Cardoso explained that eight commercial banks had met the N500 billion capital requirement as of July 22, 2024, rising to 14 by September of the same year. The number has now increased to 16 as the industry continues to race toward full compliance. He said that the reforms would reinforce the resilience of Nigerian banks both within the country and across the continent. “We are building a financial system that will be fit for purpose for the years ahead. Many Nigerian banks now operate across Africa and have been innovative across different markets. These new buffers will better equip them to manage risks in the multiple jurisdictions where they operate,” Cardoso said. According to him, the reforms would strengthen the financial sector’s capability to support households and businesses. He said, “Ultimately, this benefits Nigerians—our traders, our businesses and our citizens—who operate across those regions. “It should give everyone comfort to know that Nigerian banks with deep local understanding are present to support them. Commercial banks are also creating their own buffers through the ongoing recapitalisation.”
He added that the apex bank considered several factors in determining the new capital thresholds, including prevailing macroeconomic conditions, stress test results and the need for stronger risk buffers. He reassured on the regulator’s commitment to strict oversight as the consolidation progresses. “We will rigorously enforce our ‘fit and proper’ criteria for prospective new shareholders, senior management, and board members of banks, and proactively monitor the integrity of financial statements, adequacy of financial resources, and fair valuation of banks’ post-merger balance sheets,” Cardoso said. He said the CBN remained confident that the banking system would emerge stronger at the conclusion of the recapitalization exercise, with institutions better prepared to support Nigeria’s economic transformation Banks have up till March 31, 2026 to beef up their minimum capital base to the new standard set by the apex bank.

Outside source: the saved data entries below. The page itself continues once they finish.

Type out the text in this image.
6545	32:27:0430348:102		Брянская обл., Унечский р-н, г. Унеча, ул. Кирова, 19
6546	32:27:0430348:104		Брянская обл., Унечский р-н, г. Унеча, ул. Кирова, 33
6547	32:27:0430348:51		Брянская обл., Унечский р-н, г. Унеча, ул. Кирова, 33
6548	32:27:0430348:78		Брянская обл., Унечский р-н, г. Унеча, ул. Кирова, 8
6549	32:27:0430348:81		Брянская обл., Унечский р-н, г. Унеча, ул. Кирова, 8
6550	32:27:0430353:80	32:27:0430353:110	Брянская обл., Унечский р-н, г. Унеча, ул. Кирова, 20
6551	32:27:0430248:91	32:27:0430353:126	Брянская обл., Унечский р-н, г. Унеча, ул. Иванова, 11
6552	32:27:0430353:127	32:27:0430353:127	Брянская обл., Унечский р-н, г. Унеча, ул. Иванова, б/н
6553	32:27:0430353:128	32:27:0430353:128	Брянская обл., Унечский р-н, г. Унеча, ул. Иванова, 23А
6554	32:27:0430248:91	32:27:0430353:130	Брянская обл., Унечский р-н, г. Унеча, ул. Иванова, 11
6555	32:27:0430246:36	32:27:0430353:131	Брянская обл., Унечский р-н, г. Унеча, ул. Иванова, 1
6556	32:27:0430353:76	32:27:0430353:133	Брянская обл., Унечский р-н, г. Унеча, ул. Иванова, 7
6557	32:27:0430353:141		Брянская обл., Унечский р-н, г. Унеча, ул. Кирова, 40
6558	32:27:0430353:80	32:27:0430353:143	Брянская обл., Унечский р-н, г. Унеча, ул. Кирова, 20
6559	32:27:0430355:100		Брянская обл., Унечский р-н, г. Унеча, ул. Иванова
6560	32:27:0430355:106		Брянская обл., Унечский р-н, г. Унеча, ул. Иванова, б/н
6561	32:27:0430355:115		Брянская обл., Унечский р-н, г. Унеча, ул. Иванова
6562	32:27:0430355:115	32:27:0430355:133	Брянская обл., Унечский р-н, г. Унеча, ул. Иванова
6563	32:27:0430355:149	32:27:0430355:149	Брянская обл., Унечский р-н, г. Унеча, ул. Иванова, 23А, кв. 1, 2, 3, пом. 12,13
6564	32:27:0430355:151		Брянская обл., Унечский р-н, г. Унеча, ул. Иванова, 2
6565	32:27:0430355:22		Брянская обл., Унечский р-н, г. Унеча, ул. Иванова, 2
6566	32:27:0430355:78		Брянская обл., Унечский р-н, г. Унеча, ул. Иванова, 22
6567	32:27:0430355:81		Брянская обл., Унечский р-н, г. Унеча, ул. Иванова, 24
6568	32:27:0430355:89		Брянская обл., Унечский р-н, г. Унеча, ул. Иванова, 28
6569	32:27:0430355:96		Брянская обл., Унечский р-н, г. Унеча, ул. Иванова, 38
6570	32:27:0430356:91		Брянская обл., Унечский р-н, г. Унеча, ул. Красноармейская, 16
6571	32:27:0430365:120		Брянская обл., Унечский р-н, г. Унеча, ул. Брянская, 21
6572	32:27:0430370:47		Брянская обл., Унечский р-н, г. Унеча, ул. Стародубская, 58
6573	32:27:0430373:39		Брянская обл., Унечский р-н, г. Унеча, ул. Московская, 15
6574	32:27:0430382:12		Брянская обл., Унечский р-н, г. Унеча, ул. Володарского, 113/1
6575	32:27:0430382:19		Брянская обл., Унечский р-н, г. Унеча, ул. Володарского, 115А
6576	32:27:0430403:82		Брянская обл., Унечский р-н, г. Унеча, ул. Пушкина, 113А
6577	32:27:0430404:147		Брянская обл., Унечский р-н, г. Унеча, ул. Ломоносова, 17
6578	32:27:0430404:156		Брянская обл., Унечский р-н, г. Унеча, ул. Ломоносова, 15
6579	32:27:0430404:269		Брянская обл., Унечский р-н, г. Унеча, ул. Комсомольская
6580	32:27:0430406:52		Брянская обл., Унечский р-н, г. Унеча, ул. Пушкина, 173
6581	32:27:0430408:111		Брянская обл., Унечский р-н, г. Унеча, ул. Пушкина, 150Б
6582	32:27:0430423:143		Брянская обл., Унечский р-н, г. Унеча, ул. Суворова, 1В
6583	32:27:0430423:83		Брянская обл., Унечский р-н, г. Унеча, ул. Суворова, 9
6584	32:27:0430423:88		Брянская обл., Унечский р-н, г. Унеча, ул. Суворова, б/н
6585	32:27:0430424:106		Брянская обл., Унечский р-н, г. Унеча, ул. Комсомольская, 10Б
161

Under the new minimum capital base, CBN uses a distinctive definition of the new minimum capital base for each category of banks as the addition of share capital and share premium, as against the previous use of shareholders’ funds.
While most banks have shareholders’ funds in excess of the new minimum capital base, their share premium and share capital significantly fall short of the new minimum definition. The CBN had in March 2024 released its circular on review of minimum capital requirement for commercial, merchant and non-interest banks. The apex bank increased the new minimum capital for commercial banks with international affiliations, otherwise known as mega banks, to N500 billion; commercial banks with national authorisation, N200 billion and commercial banks with regional license, N50 billion. Others included merchant banks, N50 billion; non-interest banks with national license, N20 billion and non-interest banks with regional license will now have N10 billion minimum capital. The 24-month timeline for compliance ends on March 31, 2026. Under the guidelines for the recapitalisation exercise, banks are expected to subject their new equity funds to capital verification before the clearance of the allotment proposal and release of the funds to the bank for onwards completion of the offer process and addition of the new capital to its capital base. The CBN is the final signatory in a tripartite capital verification committee that included the Securities and Exchange Commission (SEC) and the Nigeria Deposit Insurance Corporation (NDIC). The committee is saddled with scrutinising new funds being raised by banks under the ongoing banking sector recapitalisation exercise.